Re: Rescheduling interrupts

Previous thread: [PATCH 00/16] ide: various fixes/cleanups by Bartlomiej Zolnierkiewicz on Monday, January 21, 2008 - 7:30 pm. (30 messages)

Next thread: Plus besoin d'investir dans un PDA... by webmaster on Monday, January 21, 2008 - 7:22 pm. (1 message)
To: LKML <linux-kernel@...>
Cc: Ingo Molnar <mingo@...>, Arjan van de Ven <arjan@...>
Date: Monday, January 21, 2008 - 7:19 pm

Hi;

With Linus's latest git, powertop reports following while system nearly %10=
0=20
idle;

PowerTOP version 1.9 (C) 2007 Intel Corporation

Cn Avg residency P-states (frequencies)
C0 (cpu running) ( 6,3%) 1,84 Ghz 0,4%
C1 0,0ms ( 0,0%) 1333 Mhz 0,0%
C2 0,1ms ( 0,5%) 1000 Mhz 99,6%
C3 3,7ms (93,2%)

Wakeups-from-idle per second : 306,8 interval: 10,0s
Power usage (5 minute ACPI estimate) : 23,1 W (0,5 hours left)

Top causes for wakeups:
59,9% (238,4) <kernel IPI> : Rescheduling interrupts
^^^^^^^^^^^^^^^^^^^^^^^^^^^^^^^^^^^^^^^^^^^^^^^^^^^^^^^^^^^^^^^^^^^^^^^^^^^=
^^^
14,7% ( 58,6) amarokapp : schedule_timeout (process_timeout)
5,5% ( 21,9) java : futex_wait (hrtimer_wakeup)
5,0% ( 19,8) <interrupt> : iwl3945
2,5% ( 10,0) java : schedule_timeout (process_timeout)
2,5% ( 10,0) <kernel core> : ehci_work (ehci_watchdog)
2,5% ( 10,0) <interrupt> : extra timer interrupt
1,6% ( 6,4) artsd : schedule_timeout (process_timeout)
1,0% ( 4,0) <kernel module> : usb_hcd_poll_rh_status (rh_timer_func)
0,5% ( 2,0) <interrupt> : ohci1394, uhci_hcd:usb4, nvidia
0,5% ( 2,0) <kernel core> : clocksource_check_watchdog=20
(clocksource_watchdog)
0,5% ( 2,0) kwin : schedule_timeout (process_timeout)
0,5% ( 1,9) wpa_supplicant : schedule_timeout (process_timeout)
0,3% ( 1,2) kdesktop : schedule_timeout (process_timeout)
0,3% ( 1,0) kwrapper : do_nanosleep (hrtimer_wakeup)
0,3% ( 1,0) klipper : schedule_timeout (process_timeout)
0,3% ( 1,0) artsd : do_setitimer (it_real_fn)
0,3% ( 1,0) gpg-agent : schedule_timeout (process_timeout)
0,3% ( 1,0) X : nv_start_rc_timer (nv_kern_rc_timer)
0,3% ( 1,0) kicke...

To: S.Çağlar <caglar@...>
Cc: LKML <linux-kernel@...>, Arjan van de Ven <arjan@...>
Date: Tuesday, January 22, 2008 - 6:57 am

hm, would be nice to figure out what causes these IPIs.

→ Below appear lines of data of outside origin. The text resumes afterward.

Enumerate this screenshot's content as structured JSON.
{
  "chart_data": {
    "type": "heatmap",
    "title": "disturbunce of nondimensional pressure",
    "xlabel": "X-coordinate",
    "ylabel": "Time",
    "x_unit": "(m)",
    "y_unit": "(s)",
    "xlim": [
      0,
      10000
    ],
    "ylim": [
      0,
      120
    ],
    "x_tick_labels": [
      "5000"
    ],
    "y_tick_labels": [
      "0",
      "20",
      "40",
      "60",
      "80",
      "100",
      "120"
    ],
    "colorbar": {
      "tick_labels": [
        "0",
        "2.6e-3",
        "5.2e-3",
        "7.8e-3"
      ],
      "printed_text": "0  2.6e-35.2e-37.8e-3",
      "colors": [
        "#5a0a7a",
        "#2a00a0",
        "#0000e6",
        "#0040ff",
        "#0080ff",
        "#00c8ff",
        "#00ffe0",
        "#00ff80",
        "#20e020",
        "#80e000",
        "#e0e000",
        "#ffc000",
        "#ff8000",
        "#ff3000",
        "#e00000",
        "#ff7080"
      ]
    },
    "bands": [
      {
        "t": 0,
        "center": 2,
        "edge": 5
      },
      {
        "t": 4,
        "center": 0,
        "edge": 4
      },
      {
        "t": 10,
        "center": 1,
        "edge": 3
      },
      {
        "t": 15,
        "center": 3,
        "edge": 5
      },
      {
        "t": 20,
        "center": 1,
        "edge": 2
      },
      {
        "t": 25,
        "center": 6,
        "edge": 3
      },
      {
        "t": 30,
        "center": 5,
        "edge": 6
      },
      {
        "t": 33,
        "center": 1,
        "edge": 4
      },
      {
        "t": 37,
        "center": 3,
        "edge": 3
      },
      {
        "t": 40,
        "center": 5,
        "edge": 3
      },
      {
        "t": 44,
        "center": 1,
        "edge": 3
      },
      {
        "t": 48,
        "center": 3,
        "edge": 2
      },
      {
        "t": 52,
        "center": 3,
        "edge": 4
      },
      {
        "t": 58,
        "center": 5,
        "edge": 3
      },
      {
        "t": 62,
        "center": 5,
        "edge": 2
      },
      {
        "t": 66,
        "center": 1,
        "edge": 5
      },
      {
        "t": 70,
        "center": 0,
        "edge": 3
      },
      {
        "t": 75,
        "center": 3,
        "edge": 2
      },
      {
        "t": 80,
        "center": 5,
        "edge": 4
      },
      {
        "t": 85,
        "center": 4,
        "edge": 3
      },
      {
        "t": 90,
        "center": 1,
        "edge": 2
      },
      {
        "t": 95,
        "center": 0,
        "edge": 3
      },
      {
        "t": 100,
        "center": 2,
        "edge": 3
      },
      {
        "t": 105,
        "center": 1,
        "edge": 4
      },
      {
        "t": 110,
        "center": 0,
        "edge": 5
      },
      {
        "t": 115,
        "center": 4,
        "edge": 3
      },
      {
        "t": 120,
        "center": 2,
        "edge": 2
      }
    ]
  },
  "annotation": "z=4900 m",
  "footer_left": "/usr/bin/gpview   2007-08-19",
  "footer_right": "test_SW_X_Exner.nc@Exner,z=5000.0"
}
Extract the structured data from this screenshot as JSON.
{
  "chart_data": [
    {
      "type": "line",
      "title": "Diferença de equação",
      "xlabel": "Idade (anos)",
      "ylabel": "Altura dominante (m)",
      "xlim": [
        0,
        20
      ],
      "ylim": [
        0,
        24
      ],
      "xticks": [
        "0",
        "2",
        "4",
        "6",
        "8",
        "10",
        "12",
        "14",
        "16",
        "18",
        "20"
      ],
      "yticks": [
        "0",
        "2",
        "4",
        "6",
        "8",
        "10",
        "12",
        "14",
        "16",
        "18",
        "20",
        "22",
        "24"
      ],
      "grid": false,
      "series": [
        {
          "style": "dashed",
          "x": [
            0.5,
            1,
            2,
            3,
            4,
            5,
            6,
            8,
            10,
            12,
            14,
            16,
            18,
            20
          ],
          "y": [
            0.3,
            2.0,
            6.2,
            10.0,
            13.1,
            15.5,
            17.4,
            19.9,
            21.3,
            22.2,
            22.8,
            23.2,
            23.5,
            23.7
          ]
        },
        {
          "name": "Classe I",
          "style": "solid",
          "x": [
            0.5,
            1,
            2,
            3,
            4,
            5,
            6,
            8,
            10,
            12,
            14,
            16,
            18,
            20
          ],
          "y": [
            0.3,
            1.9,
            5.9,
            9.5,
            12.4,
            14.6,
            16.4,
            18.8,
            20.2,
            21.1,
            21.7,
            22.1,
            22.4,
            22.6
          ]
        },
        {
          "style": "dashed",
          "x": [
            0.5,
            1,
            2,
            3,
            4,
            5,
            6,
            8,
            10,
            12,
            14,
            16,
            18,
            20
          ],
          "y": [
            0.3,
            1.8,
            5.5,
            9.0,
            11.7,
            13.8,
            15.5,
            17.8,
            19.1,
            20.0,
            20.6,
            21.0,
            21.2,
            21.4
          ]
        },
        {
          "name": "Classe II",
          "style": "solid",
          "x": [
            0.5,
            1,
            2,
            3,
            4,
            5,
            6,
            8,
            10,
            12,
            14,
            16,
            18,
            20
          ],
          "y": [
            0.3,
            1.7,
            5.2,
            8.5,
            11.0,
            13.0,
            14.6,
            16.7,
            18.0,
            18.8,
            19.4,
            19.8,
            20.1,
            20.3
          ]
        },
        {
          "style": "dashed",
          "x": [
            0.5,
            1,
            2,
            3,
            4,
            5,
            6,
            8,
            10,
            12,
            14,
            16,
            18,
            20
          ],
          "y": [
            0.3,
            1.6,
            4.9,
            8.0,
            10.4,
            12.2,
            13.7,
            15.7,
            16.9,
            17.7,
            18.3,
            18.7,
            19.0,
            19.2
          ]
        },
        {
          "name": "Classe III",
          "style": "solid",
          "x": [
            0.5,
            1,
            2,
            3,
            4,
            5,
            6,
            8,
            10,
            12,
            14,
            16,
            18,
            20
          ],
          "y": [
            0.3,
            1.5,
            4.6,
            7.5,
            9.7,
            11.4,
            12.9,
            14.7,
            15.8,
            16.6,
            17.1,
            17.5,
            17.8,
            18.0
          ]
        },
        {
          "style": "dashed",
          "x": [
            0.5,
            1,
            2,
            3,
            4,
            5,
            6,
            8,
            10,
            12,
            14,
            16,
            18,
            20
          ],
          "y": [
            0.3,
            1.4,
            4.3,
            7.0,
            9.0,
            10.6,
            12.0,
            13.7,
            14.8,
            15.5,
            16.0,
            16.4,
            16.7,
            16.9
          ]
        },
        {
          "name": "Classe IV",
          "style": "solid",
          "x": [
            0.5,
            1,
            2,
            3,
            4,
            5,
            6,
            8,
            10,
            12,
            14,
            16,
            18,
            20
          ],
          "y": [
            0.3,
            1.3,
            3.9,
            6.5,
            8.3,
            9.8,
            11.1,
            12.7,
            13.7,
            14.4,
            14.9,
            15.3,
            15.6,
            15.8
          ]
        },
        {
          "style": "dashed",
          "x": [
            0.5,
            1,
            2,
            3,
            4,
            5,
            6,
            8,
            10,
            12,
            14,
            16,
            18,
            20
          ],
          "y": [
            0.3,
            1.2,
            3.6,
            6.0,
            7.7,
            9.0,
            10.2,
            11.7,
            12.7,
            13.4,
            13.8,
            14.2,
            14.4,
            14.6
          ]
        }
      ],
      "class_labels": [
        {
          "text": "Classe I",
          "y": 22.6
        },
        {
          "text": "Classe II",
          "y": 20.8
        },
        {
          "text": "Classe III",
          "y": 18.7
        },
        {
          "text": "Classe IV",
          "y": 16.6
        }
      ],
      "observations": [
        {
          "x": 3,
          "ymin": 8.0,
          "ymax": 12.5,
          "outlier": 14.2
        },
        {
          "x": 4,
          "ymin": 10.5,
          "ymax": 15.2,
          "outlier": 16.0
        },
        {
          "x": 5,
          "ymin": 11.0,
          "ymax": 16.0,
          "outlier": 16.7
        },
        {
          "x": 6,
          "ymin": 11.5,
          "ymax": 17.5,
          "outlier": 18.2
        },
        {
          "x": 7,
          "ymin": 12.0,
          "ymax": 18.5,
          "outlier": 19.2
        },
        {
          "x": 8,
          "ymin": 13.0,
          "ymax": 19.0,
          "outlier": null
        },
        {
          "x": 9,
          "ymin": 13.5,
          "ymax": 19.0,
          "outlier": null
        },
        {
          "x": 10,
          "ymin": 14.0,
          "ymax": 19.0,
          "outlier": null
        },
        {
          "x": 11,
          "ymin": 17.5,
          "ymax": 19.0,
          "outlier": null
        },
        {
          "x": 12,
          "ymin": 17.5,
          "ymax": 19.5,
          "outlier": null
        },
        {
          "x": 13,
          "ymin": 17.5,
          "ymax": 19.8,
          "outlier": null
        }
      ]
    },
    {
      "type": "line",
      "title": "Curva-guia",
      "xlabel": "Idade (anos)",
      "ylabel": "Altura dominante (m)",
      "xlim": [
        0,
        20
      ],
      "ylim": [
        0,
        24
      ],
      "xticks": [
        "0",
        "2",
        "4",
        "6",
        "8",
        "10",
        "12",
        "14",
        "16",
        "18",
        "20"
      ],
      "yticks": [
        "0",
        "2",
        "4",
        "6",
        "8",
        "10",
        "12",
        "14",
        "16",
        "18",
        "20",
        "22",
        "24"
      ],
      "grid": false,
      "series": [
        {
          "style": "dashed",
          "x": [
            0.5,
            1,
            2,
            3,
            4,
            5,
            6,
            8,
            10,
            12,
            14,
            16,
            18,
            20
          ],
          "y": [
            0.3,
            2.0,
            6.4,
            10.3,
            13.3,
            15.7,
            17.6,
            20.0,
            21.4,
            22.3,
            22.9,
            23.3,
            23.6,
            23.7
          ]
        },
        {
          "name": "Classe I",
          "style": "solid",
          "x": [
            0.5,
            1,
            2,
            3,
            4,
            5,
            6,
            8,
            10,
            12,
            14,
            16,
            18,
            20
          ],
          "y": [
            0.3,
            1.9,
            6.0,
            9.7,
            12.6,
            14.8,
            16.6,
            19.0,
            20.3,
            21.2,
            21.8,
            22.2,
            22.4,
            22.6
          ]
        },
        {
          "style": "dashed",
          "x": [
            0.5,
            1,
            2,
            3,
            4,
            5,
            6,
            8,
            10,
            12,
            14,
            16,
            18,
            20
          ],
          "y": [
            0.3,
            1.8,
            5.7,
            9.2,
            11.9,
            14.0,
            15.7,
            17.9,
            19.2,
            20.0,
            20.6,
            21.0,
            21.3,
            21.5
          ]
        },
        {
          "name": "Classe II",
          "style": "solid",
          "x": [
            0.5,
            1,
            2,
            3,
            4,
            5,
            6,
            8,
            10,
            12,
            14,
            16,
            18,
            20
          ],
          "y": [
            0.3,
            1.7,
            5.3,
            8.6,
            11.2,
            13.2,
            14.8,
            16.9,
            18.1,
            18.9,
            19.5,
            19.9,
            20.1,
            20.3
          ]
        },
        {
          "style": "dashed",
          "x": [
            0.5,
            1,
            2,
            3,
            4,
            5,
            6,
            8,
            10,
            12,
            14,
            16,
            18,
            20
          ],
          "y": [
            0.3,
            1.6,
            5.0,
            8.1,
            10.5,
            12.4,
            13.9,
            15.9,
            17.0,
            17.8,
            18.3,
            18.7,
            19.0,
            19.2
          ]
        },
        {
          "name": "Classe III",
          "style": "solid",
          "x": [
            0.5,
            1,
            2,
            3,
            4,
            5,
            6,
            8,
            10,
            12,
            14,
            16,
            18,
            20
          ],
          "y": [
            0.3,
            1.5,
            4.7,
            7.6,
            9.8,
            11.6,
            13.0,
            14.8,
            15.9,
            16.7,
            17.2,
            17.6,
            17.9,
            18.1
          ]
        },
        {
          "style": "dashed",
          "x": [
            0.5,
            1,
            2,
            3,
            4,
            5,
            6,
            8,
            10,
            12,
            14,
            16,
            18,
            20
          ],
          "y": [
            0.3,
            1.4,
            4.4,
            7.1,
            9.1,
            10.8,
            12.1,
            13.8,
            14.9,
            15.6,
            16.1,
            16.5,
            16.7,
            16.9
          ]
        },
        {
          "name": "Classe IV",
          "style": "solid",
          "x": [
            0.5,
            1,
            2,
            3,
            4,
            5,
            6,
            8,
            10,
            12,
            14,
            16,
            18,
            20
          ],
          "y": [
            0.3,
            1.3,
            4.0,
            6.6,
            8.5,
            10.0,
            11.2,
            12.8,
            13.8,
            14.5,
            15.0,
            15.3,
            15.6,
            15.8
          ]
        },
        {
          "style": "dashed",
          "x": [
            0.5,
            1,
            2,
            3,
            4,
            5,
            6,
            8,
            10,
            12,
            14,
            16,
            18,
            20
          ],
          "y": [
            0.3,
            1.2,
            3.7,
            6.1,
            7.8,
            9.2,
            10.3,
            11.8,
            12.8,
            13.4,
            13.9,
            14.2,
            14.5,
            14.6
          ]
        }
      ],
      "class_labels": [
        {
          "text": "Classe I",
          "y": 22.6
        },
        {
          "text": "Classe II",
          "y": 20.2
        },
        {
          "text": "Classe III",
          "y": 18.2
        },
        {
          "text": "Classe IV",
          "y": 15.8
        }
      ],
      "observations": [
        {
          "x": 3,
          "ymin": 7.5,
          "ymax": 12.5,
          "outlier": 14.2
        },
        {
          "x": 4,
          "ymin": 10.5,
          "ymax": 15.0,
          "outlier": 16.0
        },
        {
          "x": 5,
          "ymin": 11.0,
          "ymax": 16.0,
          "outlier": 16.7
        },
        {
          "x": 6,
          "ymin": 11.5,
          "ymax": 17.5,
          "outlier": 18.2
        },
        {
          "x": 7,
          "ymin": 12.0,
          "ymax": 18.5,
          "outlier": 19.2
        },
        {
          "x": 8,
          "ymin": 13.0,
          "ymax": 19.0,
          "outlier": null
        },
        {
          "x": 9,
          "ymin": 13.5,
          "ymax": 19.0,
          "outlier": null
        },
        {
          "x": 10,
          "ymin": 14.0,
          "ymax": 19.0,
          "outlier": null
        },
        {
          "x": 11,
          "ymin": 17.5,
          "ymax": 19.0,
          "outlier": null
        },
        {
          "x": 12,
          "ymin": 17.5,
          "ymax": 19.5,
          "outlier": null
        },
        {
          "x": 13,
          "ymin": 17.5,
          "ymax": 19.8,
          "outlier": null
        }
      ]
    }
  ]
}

Could you stick
something like this into arch/x86/kernel/smp_32.c's
smp_send_reschedule() function [this is the function that generates the
IPI]:

static void native_smp_send_reschedule(int cpu)
{
WARN_ON(cpu_is_offline(cpu));
send_IPI_mask(cpumask_of_cpu(cpu), RESCHEDULE_VECTOR);
if (panic_timeout > 0) {
panic_timeout--;
printk("IPI from task %s:%d on CPU#%d:\n",
current->comm, current->pid, cpu);
dump_stack();
}
}

NOTE: if you run an SMP kernel then first remove these two lines from
kernel/printk.c:

if (!oops_in_progress && waitqueue_active(&log_wait))
wake_up_interruptible(&log_wait);

otherwise you'll get lockups. (the IPI is sent while holding the
runqueue lock, so the printks will lock up)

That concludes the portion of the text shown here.